Bottom-Up vs. Top-Down: False Dichotomy?


We are social workers, and as such we appreciate the importance of assessing and intervening with a client (or community) in context and affirm the value of self-determination.  We help to build individuals’ and communities’ capacities to shape their own future and define their own wellbeing.  It is important to keep these values in mind when practicing in an international context, especially because we are also engaged in historically hurtful power dynamics which we do not wish to perpetuate.  The difficulty of holding to this rule in international settings comes from the incredible cultural, economic, and political differences between the Western social worker/agency and the clients and communities at the grassroots level.  Both parties have resources and wisdom to contribute to intervention strategies; the trick is to find the right balance between both. 

And this is where most development efforts have gone horribly awry in implementation.  Foreign-led organizations and institutions may not engage in a detailed power analysis of community-level social norms, economic systems, and political processes.  The imposition of a Western framework (like a free market) onto a society which already has a functioning system of economic transactions is like mixing oil and water—one will not penetrate the other and instead of a fully integrated solution, you get a gloppy mix.  The target society of the intervention gets caught in between the traditional and novel system, which both break down as actors try to navigate both at the same time.  This is generally why “top-down” interventions don’t work, or don’t work as well as they should.

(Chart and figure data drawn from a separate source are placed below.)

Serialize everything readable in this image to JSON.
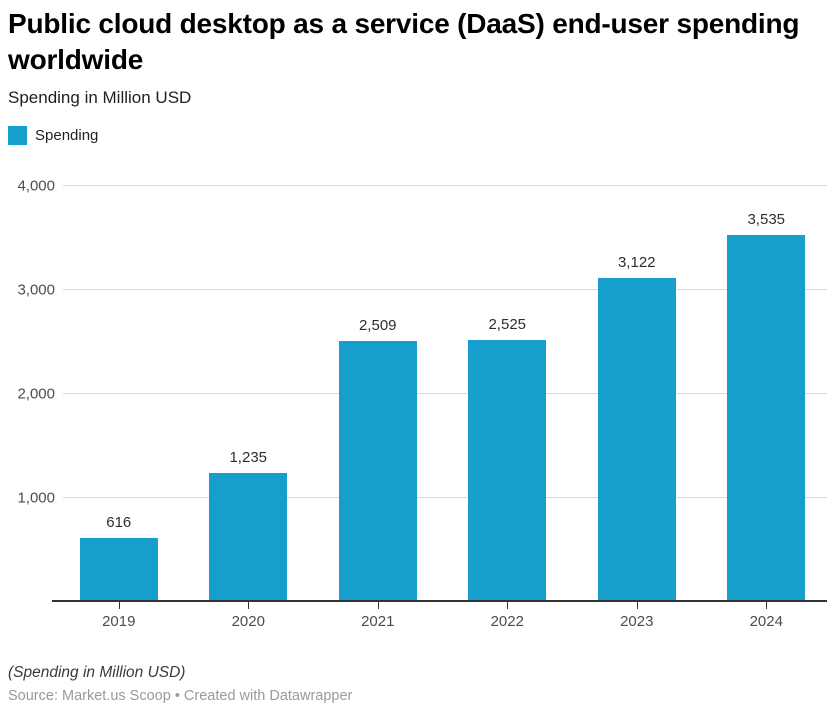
{
  "header": {
    "title": "Public cloud desktop as a service (DaaS) end-user spending worldwide",
    "subtitle": "Spending in Million USD"
  },
  "legend": {
    "label": "Spending",
    "swatch_color": "#189ecd"
  },
  "chart_data": {
    "type": "bar",
    "categories": [
      "2019",
      "2020",
      "2021",
      "2022",
      "2023",
      "2024"
    ],
    "values": [
      616,
      1235,
      2509,
      2525,
      3122,
      3535
    ],
    "series": [
      {
        "name": "Spending",
        "values": [
          616,
          1235,
          2509,
          2525,
          3122,
          3535
        ]
      }
    ],
    "title": "Public cloud desktop as a service (DaaS) end-user spending worldwide",
    "subtitle": "Spending in Million USD",
    "xlabel": "",
    "ylabel": "Spending in Million USD",
    "ylim": [
      0,
      4000
    ],
    "yticks": [
      0,
      1000,
      2000,
      3000,
      4000
    ],
    "grid": true,
    "legend_position": "top-left",
    "bar_color": "#189ecd",
    "data_labels": true
  },
  "footer": {
    "note": "(Spending in Million USD)",
    "source": "Source: Market.us Scoop • Created with Datawrapper"
  },
  "colors": {
    "bar": "#189ecd",
    "gridline": "#d9d9d9",
    "axis_line": "#333333",
    "axis_text": "#4d4d4d",
    "source_text": "#9a9a9a"
  }
}
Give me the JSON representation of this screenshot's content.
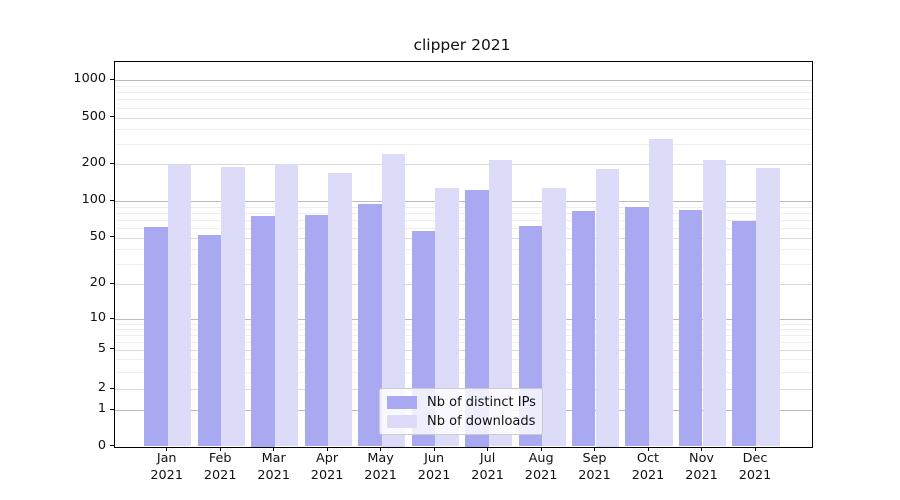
{
  "title": "clipper 2021",
  "chart_data": {
    "type": "bar",
    "title": "clipper 2021",
    "categories": [
      "Jan 2021",
      "Feb 2021",
      "Mar 2021",
      "Apr 2021",
      "May 2021",
      "Jun 2021",
      "Jul 2021",
      "Aug 2021",
      "Sep 2021",
      "Oct 2021",
      "Nov 2021",
      "Dec 2021"
    ],
    "series": [
      {
        "name": "Nb of distinct IPs",
        "color": "#a9a9f2",
        "values": [
          61,
          53,
          76,
          77,
          94,
          57,
          123,
          62,
          83,
          89,
          85,
          68
        ]
      },
      {
        "name": "Nb of downloads",
        "color": "#dcdcf8",
        "values": [
          196,
          189,
          200,
          171,
          245,
          128,
          218,
          127,
          183,
          331,
          216,
          185
        ]
      }
    ],
    "xlabel": "",
    "ylabel": "",
    "yscale": "symlog",
    "y_ticks": [
      0,
      1,
      2,
      5,
      10,
      20,
      50,
      100,
      200,
      500,
      1000
    ],
    "ylim": [
      0,
      1400
    ],
    "grid": true,
    "legend_position": "lower-center-inside"
  },
  "colors": {
    "bar_dark": "#a9a9f2",
    "bar_light": "#dcdcf8",
    "grid_major": "#bcbcbc",
    "grid_mid": "#dadada",
    "grid_minor": "#eeeeee",
    "spine": "#000000",
    "text": "#111111"
  }
}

Recently, there has been more recognition that these “bottom-up” interventions are preferable for international community development and broad interventions for social issues.  Indigenous NGOs have become powerful actors in development, and tailored interventions for specific communities and populations have become more popular areas of Western donors to place their dollars.  However, NGOs and grassroots initiatives have severe limitations; it is impossible for these actors—even in coalition with others—to affect big projects that require significant financial and technological investment (e.g., national education or health policies).

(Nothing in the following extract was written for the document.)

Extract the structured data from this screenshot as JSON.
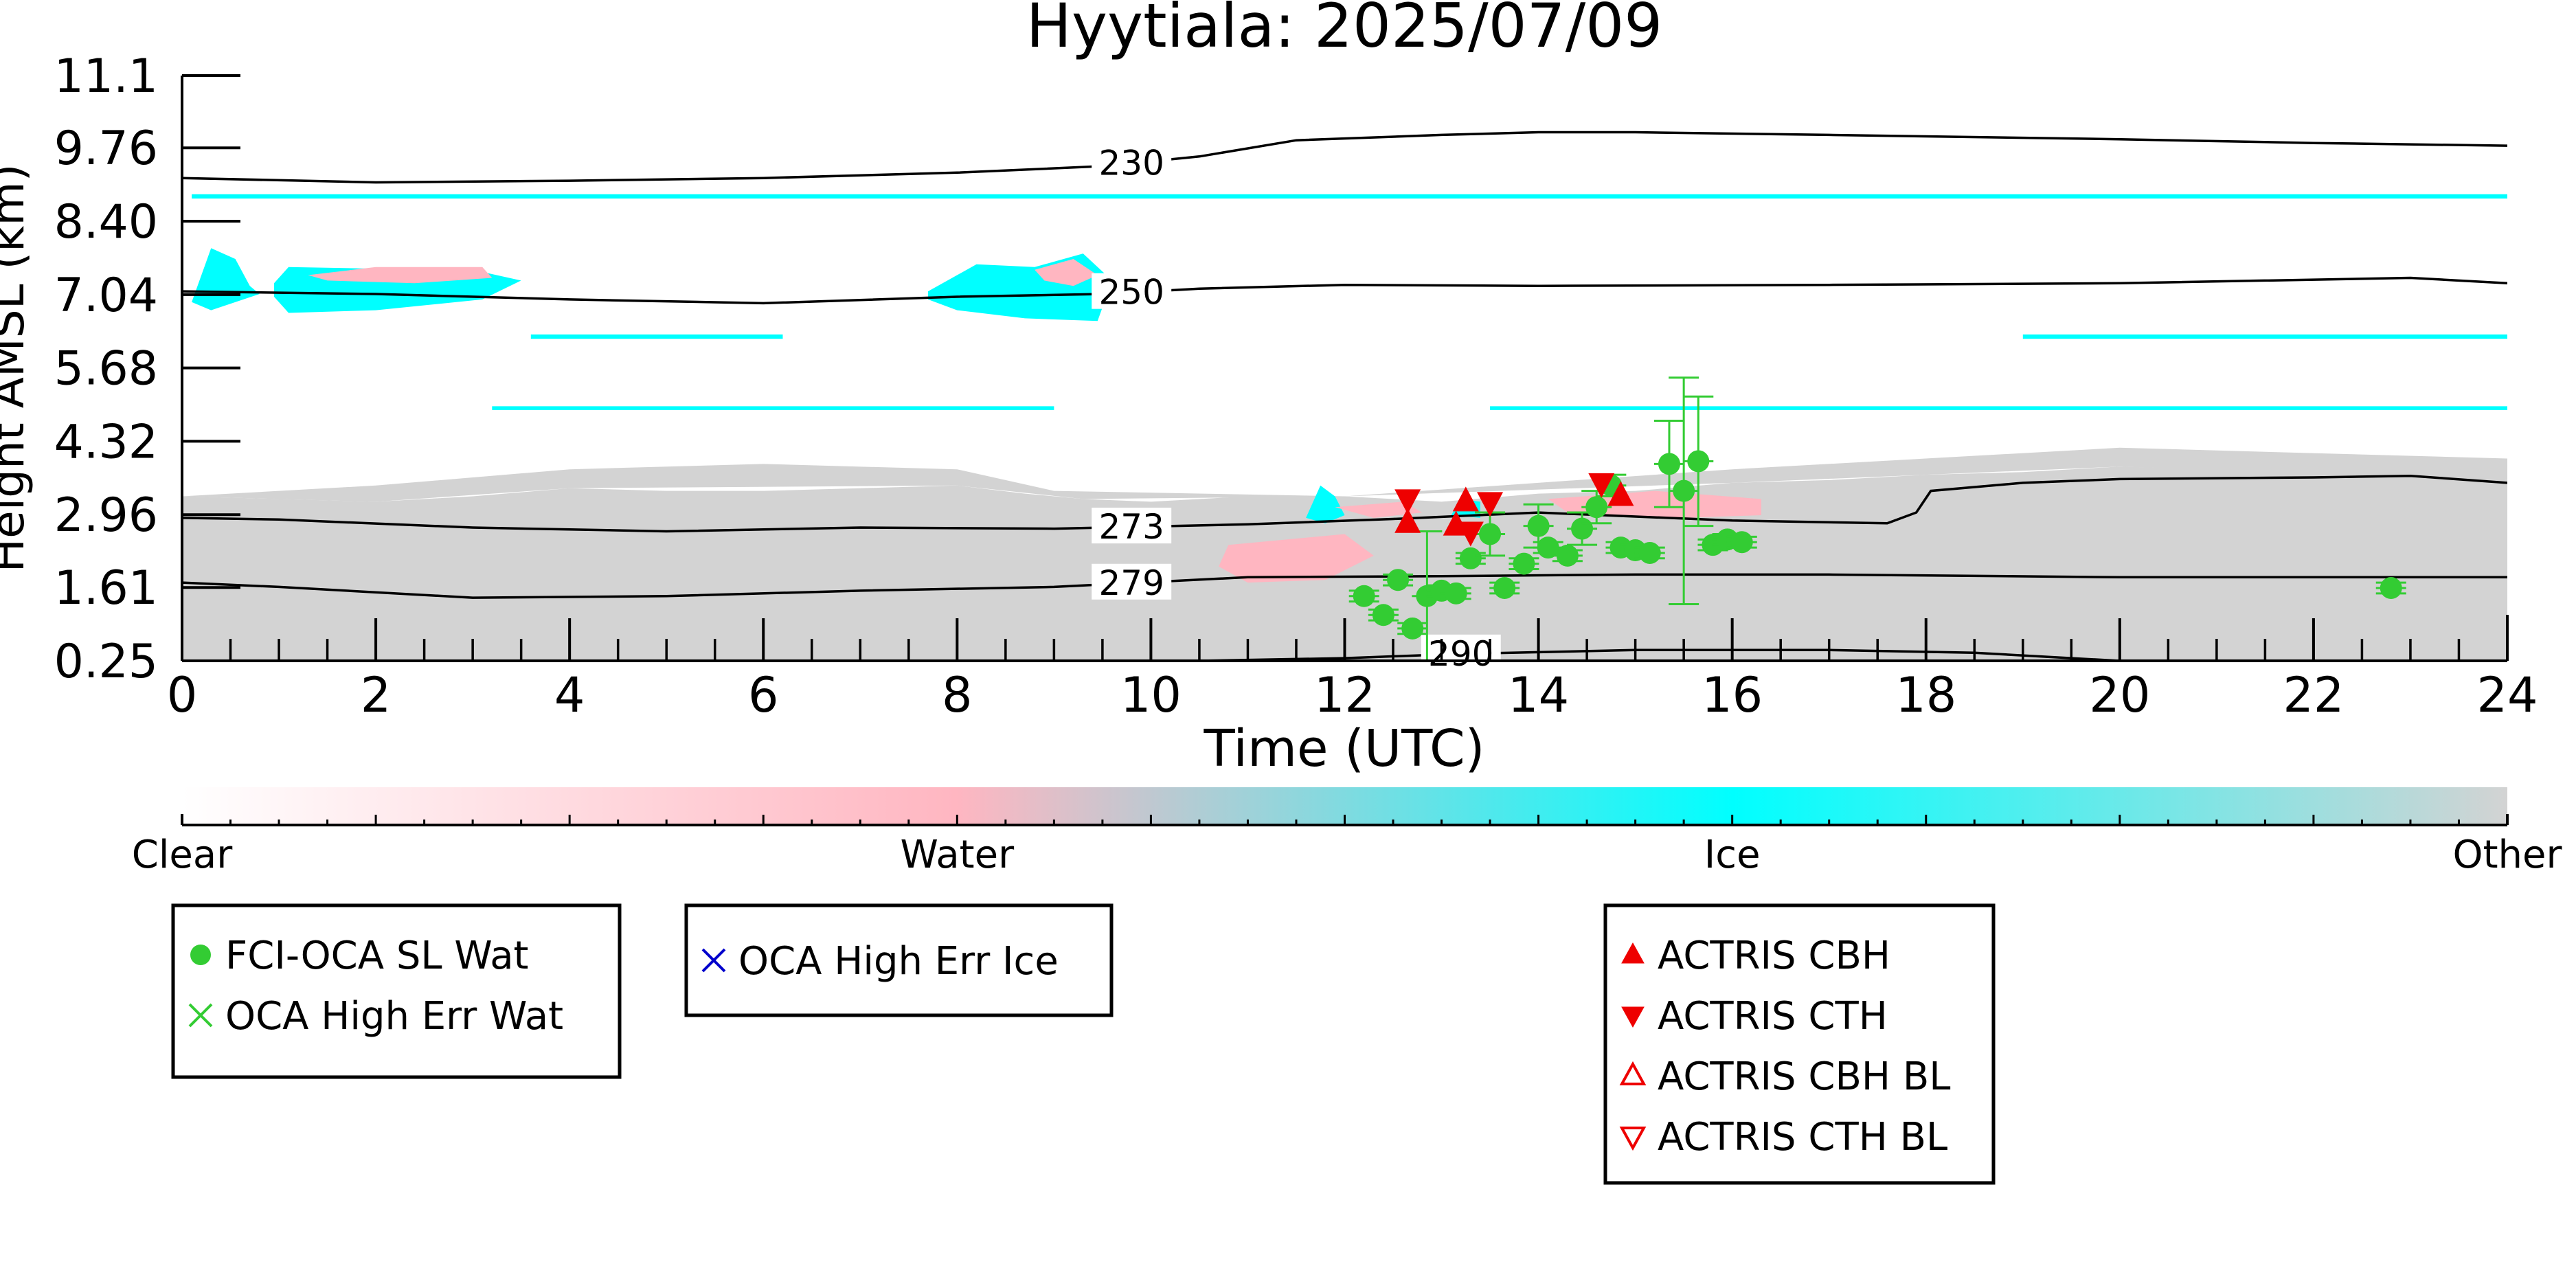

The debate in classrooms and on the ground focuses on the battle between Top-Down and Bottom-Up models of intervention, for which a truce seems to have been authored:  Top-down intervention (led by foreign governments or global institutions like the World Bank) are effective for broad-based change requiring large amounts of resources while Bottom-up intervention (like microfinance strategies) work best at the individual and community level for improving people’s immediate well-being.  Thus, foreign actors maintain control of macro-level structural adjustment and indigenous actors are able to effect change at the local level.  This is not a win-win situation.  This leads to a stratified society in which people are not given the opportunity to contribute to nation building and foreign institutions continue to enjoy the power imbalance that started with colonialism.  Our job as social workers is to affirm the contributions of both models of intervention and development and to call out their respective weaknesses.  Perhaps then we can find the proper balance that will affirm  individuals’, communities’, and states’ rights to self-determination while also ensuring the well-being of all involved.